PYSA ransomware is specifically targeting K-12 schools and seminars.

 

The Federal Bureau of Investigation (FBI) has issued a warning notifying of an increase in PYSA ransomware attacks targeting educational institutions. While singling out educational institutions, the FBI notes the PYSA ransomware surge is also targeting government bodies, private firms, and the healthcare department in the US and the UK.

PYSA, also known as Mespinoza was first discovered in October 2019. It has the capability of exfiltrating and encrypting files and data, with the threat actors specifically targeting higher education, K-12 schools, and seminars. 

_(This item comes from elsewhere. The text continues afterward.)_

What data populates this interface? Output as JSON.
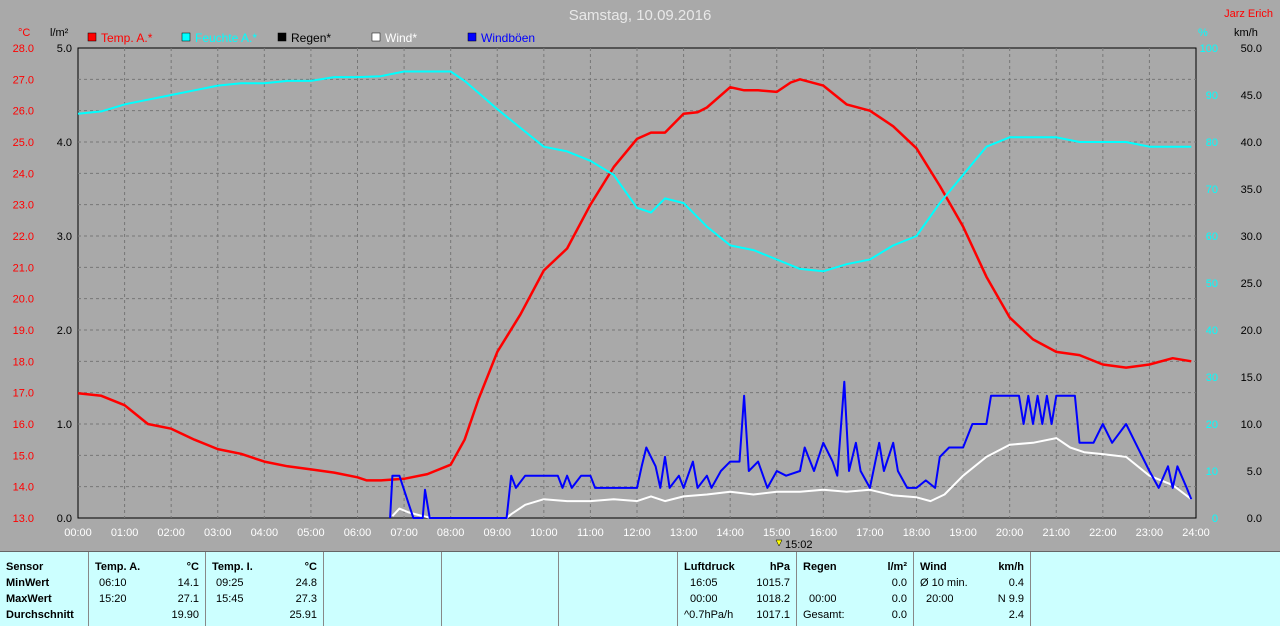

The advisory issued by the FBI stated: “These actors use PYSA to exfiltrate data from victims prior to encrypting victim’s systems to use as leverage in eliciting ransom payments. The cyber actors then exfiltrate files from the victim’s network, sometimes using the free opensource tool WinSCP5, and proceed to encrypt all connected Windows and/or Linux devices and data, rendering critical files, database, virtual machines, backups, and applications inaccessible to users.”

The attackers often use phishing and Remote Desktop Control (RDP) attacks for initial access to targeted networks and then use tools such as PowerShell Empire, Mimikatz, and Koadic to gain further access. They also gather and exfiltrate sensitive files from the victims’ networks, including personally identifiable information (PII), payroll tax information, and other types of data that could be used to force the victims to pay a ransom under the threat of leaking the stolen info.

The FBI researchers have also discovered Advanced Port Scanner and Advanced IP Scanner used by the attackers to conduct network reconnaissance. These are open-source tools that allow users to identify open network computers and discover the versions of programs on those ports. From there, threat actors are deploying various open-source tools for lateral movement. 

“Educational institutions are big targets for hackers as thousands of people’s sensitive information is potentially involved, and the substantial shift towards e-learning has made them even more appealing to hackers and ransomware. These attacks on schools can bring education to a halt while potentially exposing every student and teacher’s personal data within the organization. Parents are also targeted and may be coerced into paying ransom for personal information or school assignments if information falls into bad actors’ hands,” James Carder, CSO at LogRhythm stated.